S’il essayait d’aller seul, il culbutait sur les meubles ou se heurtait aux murs et aux portes. Au bout d’un jour ou deux, il fut habitué à nous entendre parler sans nous voir ; il admit qu’il était bien chez lui et que Wade ne s’était pas trompé à son sujet. Ma sœur, à laquelle il était fiancé, voulut à toute force venir le voir, et elle s’installait chaque jour pendant des heures auprès de lui, à l’écouter parler de ce rivage qu’il voyait, et il semblait éprouver un grand soulagement à lui tenir la main.

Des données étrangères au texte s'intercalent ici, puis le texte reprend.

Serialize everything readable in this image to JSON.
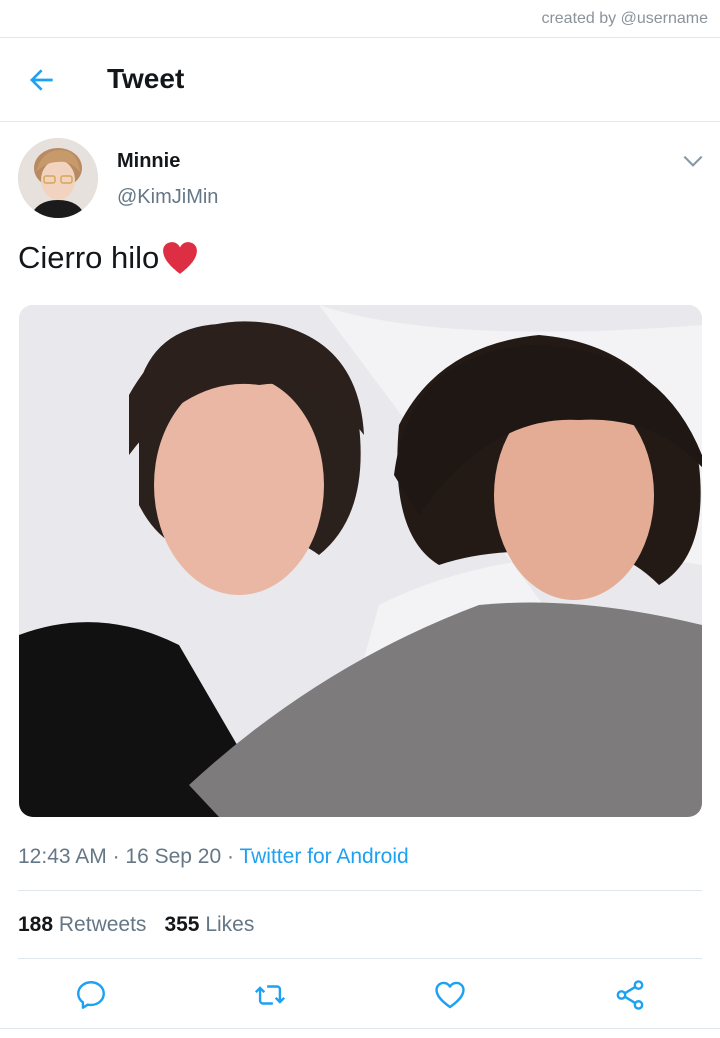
{
  "credit": "created by @username",
  "header": {
    "title": "Tweet"
  },
  "author": {
    "name": "Minnie",
    "handle": "@KimJiMin"
  },
  "tweet": {
    "text": "Cierro hilo",
    "emoji": "red-heart",
    "time": "12:43 AM",
    "separator": " · ",
    "date": "16 Sep 20",
    "source": "Twitter for Android"
  },
  "stats": {
    "retweets_count": "188",
    "retweets_label": "Retweets",
    "likes_count": "355",
    "likes_label": "Likes"
  },
  "icons": {
    "back": "arrow-left-icon",
    "more": "chevron-down-icon",
    "reply": "reply-icon",
    "retweet": "retweet-icon",
    "like": "heart-icon",
    "share": "share-icon"
  },
  "colors": {
    "accent": "#1da1f2",
    "muted": "#657786",
    "heart": "#dd2e44"
  }
}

Il raconta qu’en quittant le collège, lorsque nous le ramenâmes en voiture — il habitait à Hampstead — il lui sembla que nous passions à travers une énorme dune — étant dans l’obscurité jusqu’à ce qu’elle fut franchie — que nous traversions des roches, des troncs d’arbres et toutes sortes d’obstacles solides, et que, lorsqu’on le mena à sa chambre, il eut le vertige et une crainte folle de tomber, parce qu’en montant les escaliers il lui semblait s’élever à trente ou quarante pieds au-dessus des rochers de son île imaginaire. Il ne cessait de répéter qu’il allait écraser tous les œufs. Finalement, il fallut le redescendre dans le cabinet de consultation de son père et l’étendre sur un canapé qui s’y trouvait.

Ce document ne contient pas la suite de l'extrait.